CT:When and why did you first decide that you wanted to work in the field of molecular genetics?

DDG:My interest in human genetics started during my college years when I had the opportunity to do volunteer work with autistic children. This experience sparked my interest in learning more about molecular mechanisms of life and the diseases that are caused by their dysfunction. 

CT:Can you describe a little bit about your background and the reasons that brought you to the United States?

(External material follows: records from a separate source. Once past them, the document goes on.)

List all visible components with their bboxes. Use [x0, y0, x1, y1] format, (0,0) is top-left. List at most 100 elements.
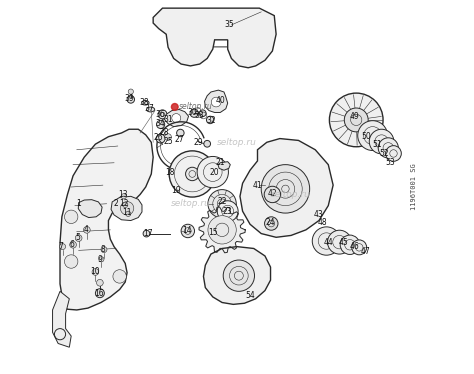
- Circle shape: [190, 109, 198, 117]
- Text: 10: 10: [90, 267, 100, 276]
- Circle shape: [158, 110, 167, 119]
- Text: 47: 47: [361, 246, 370, 255]
- Text: 9: 9: [98, 255, 103, 264]
- Text: 30: 30: [187, 108, 197, 117]
- Text: 19: 19: [171, 186, 180, 195]
- Circle shape: [99, 257, 104, 262]
- Text: 39: 39: [124, 94, 134, 103]
- Ellipse shape: [146, 107, 155, 112]
- Circle shape: [264, 217, 278, 230]
- Text: seltop.ru: seltop.ru: [171, 199, 210, 208]
- Circle shape: [217, 201, 238, 222]
- Circle shape: [127, 96, 135, 103]
- Text: 31: 31: [163, 115, 173, 124]
- Circle shape: [128, 89, 133, 94]
- Wedge shape: [174, 177, 182, 188]
- Circle shape: [164, 134, 172, 140]
- Text: 7: 7: [59, 242, 64, 251]
- Circle shape: [126, 211, 131, 217]
- Text: 32: 32: [206, 116, 216, 125]
- Text: 51: 51: [372, 140, 382, 148]
- Text: 17: 17: [143, 229, 152, 238]
- Circle shape: [75, 235, 82, 241]
- Text: 33: 33: [195, 111, 205, 120]
- Text: 36: 36: [156, 110, 165, 119]
- Text: 26: 26: [154, 132, 164, 142]
- Circle shape: [223, 260, 255, 291]
- Text: 38: 38: [140, 98, 149, 107]
- Circle shape: [344, 108, 368, 132]
- Circle shape: [95, 289, 104, 298]
- Circle shape: [352, 240, 367, 255]
- Text: 21: 21: [216, 158, 225, 167]
- Circle shape: [328, 230, 351, 254]
- Text: 1: 1: [76, 199, 81, 208]
- Circle shape: [120, 202, 134, 215]
- Text: 28: 28: [160, 129, 169, 138]
- Polygon shape: [218, 162, 230, 170]
- Text: 15: 15: [208, 228, 218, 237]
- Text: 45: 45: [338, 237, 348, 246]
- Text: 53: 53: [385, 158, 395, 167]
- Circle shape: [208, 216, 236, 244]
- Polygon shape: [111, 196, 142, 221]
- Text: 25: 25: [163, 137, 173, 146]
- Text: 27: 27: [174, 135, 184, 144]
- Text: 8: 8: [100, 245, 105, 254]
- Polygon shape: [240, 138, 333, 237]
- Circle shape: [378, 138, 398, 158]
- Text: 35: 35: [225, 21, 235, 30]
- Circle shape: [113, 270, 127, 283]
- Circle shape: [97, 279, 103, 286]
- Text: 42: 42: [268, 189, 277, 198]
- Text: 24: 24: [266, 218, 275, 227]
- Text: seltop.ru: seltop.ru: [217, 138, 257, 147]
- Text: 22: 22: [218, 197, 227, 206]
- Circle shape: [70, 241, 76, 248]
- Wedge shape: [202, 177, 211, 188]
- Text: 4: 4: [83, 226, 89, 234]
- Circle shape: [208, 190, 236, 218]
- Circle shape: [261, 165, 310, 213]
- Text: 23: 23: [223, 207, 233, 216]
- Polygon shape: [203, 246, 271, 304]
- Text: 12: 12: [119, 199, 129, 208]
- Circle shape: [101, 246, 107, 252]
- Text: 18: 18: [165, 168, 175, 177]
- Circle shape: [211, 97, 221, 107]
- Circle shape: [60, 243, 65, 249]
- Circle shape: [83, 227, 90, 233]
- Circle shape: [369, 129, 394, 154]
- Text: 41: 41: [253, 181, 262, 190]
- Circle shape: [169, 151, 215, 197]
- Polygon shape: [205, 90, 228, 113]
- Circle shape: [156, 134, 165, 143]
- Circle shape: [156, 120, 164, 129]
- Text: seltop.ru: seltop.ru: [179, 102, 213, 111]
- Polygon shape: [60, 129, 153, 310]
- Circle shape: [340, 235, 360, 254]
- FancyBboxPatch shape: [205, 13, 230, 47]
- Circle shape: [123, 202, 128, 208]
- FancyBboxPatch shape: [177, 13, 202, 47]
- Text: 37: 37: [145, 104, 155, 113]
- Ellipse shape: [142, 101, 149, 105]
- Text: 54: 54: [245, 291, 255, 300]
- Text: 6: 6: [70, 240, 75, 249]
- Text: 29: 29: [193, 138, 203, 147]
- Polygon shape: [164, 110, 189, 127]
- Text: 44: 44: [323, 237, 333, 246]
- Text: 52: 52: [379, 149, 389, 158]
- Circle shape: [172, 114, 181, 123]
- Wedge shape: [186, 154, 199, 162]
- Circle shape: [200, 110, 206, 117]
- Text: 48: 48: [318, 218, 328, 227]
- Circle shape: [177, 129, 184, 137]
- Circle shape: [64, 210, 78, 224]
- Circle shape: [312, 227, 341, 255]
- Circle shape: [197, 156, 228, 188]
- Text: 20: 20: [210, 168, 219, 177]
- Polygon shape: [199, 207, 245, 253]
- Text: seltop.ru: seltop.ru: [271, 190, 311, 199]
- Text: 40: 40: [215, 96, 225, 105]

DDG:I did both my undergrad and graduate studies at the University of Naples in Italy. During graduate school, where I studied molecular biology, I had the opportunity to spend a year in the US to further my training at the DNA Diagnostic Lab at Baylor College of Medicine in Houston, TX.  There, I worked on the molecular characterization of a novel deletion mutation in the HFE gene in a family with hereditary hemochromatosis (HH) and then assessed the overall frequency of this deletion among HH patients. Through this project I became passionate about diagnostic testing and decided to remain at Baylor after completing graduate school. At that time, the cytogenetics lab was working on implementing Chromosomal Microarray Analysis (CMA), using array-CGH, on prenatal samples, but they were facing some challenges due to the very limited amount of DNA obtained from direct amniotic fluid.  My contribution to this project was to set-up and validates a whole genome amplification protocol which allowed CMA analysis to be performed on uncultured amniocytes leading to more rapid results without the added time of cell culture.  During that time, I learned about the fellowship training in clinical molecular genetics and had the privilege to join this program at Baylor.  The training and the preparation I received there was invaluable. I am thankful to have had the opportunity to train and grow in such a dynamic and exciting environment. I was at Baylor for almost eight years, but when the opportunity to work with Dr. Das at the University of Chicago Genetics Services came up, I felt that it provided me the ability to focus and expand my knowledge of even rarer genetic conditions for which testing is not readily available elsewhere.  Working in this lab has given me the challenges I was looking for as well as the exposure to a very stimulating academic setting.  I often think of returning to Italy, but job opportunities are limited there and I am now well established in the States with my career and family.

CT:If you could start your career all over again, are there things that you would do differently?

DDG:I love what I do, but becoming a clinical geneticist could have been a possible avenue to pursue.  I probably would have enjoyed helping patients and their families understand the causes and the management of their conditions.  I think that could have been incredibly rewarding.

CT:What would you be if you weren’t a scientist?

DDG: A veterinarian. I really do love animals.

CT: If you are not in the lab, you are…

DDG: At home watching my daughter take her first steps and say her first word.